Les Shî'ites reconnaissent douze imâms à s'être succédés par le sang dont le plus important est, outre 'Alî, le troisième, fils d''Alî, al-Husayn, massacré avec sa famille à Karbala, seconde ville du Shî'isme. Avec son frère, le deuxième imâm, al-Hasan, leur mère, Fatima, femme d''Alî, Alî et le Prophète, ils forment les "Cinq du Manteau", groupe sacré du shî'isme. Les 5 et 6ème imâms contribuent fortement à la composition des hadiths, les écrits sur les dires et comportements du Prophète. le 8ème est assassiné à Mashhad, les 10 et 11ème sont enterrés à Samarra.

Le 12ème imâm disparaît à l'âge de quatre ans : c'est, en 874, le début de l'Occultation mineure. Les shî'ites ayant besoin d'un imâm pour expliquer l'esprit des textes sacrés, nomment tour à tour quatre représentants qui sont en lien avec le douzième imâm. A la mort du quatrième, une lettre indique que désormais le douzième imâm n'a plus besoin de Représentants. C'est, en 940-1, le début de l'Occultation majeure. Depuis, le monde n'a plus d'imâm pour expliquer les textes sacrés. Cet imâm, Mâ'dhi, reviendra à la Fin des Temps avec Jésus-Christ pour le Jugement dernier. Nous saurons alors la vérité du texte qui nous échappe et nous vivons partiellement dans l'ombre.

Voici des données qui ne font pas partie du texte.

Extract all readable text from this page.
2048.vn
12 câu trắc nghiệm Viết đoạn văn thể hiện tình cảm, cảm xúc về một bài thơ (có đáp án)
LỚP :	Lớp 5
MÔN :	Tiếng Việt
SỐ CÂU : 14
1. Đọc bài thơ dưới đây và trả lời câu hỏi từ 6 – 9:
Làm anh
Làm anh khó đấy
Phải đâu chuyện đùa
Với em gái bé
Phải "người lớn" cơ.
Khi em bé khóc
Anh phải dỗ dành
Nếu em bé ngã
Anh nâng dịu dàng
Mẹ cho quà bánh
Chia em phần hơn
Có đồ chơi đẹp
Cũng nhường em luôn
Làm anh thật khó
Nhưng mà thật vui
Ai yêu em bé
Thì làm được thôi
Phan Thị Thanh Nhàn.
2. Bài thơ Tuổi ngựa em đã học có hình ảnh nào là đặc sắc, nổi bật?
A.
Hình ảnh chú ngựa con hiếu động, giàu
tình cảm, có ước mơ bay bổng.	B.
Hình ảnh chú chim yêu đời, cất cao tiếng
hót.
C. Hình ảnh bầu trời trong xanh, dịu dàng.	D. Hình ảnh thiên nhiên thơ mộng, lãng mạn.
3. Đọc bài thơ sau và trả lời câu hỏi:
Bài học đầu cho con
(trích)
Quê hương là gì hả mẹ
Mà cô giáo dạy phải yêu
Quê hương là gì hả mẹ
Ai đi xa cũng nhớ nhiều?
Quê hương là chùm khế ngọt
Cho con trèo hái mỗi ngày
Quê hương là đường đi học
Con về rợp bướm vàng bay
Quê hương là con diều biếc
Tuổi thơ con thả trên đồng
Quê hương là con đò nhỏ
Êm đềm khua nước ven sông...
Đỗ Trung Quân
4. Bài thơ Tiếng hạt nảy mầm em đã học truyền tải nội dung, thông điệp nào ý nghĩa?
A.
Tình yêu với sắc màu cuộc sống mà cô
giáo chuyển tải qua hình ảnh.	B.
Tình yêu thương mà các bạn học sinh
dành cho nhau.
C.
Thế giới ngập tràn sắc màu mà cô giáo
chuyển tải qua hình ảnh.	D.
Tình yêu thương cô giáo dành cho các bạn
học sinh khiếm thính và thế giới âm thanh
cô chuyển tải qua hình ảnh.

Le principe du shî'isme repose sur l'esotérique, le caché, par principe, Dieu, et l'exotérique, l'apparent le manifeste. Il faut des agents pour révéler l'exotérique de l'ésotérique. Les Prophètes sont chargés d'écrire la lettre de l'inconnaissable, Dieu, et les Imâms ont le rôle inverse, à savoir d'expliquer l'esprit des textes, le sens caché, qui se trouve dans la lettre des textes sacrés. Il ne faut donc pas prendre le texte "à la lettre". Cette vision duelle et complétée par la vision duale, un combat entre le Bien et le Mal, les savants et les ignorants, l'élite et la masse et, par métonymie, les Shî'ites et la masse des Sunnites. Cela va très loin : pendant des siècles, les Shî'ites accusent les Sunnite de ne pas avoir diffusé le vrai Coran, mais une version déguisée. C'est qu''Alî avait une version trois fois plus grosse dans laquelle le 3ème calife sunnite a fait trancher à la hache. Les Sunnites sont dans l'erreur, ils croient une parole fausse. Heureusement, 'Alî a fait remettre à la ligné des imâms la version véridique au douzième imâm qu'il rapportera lors de sa venue.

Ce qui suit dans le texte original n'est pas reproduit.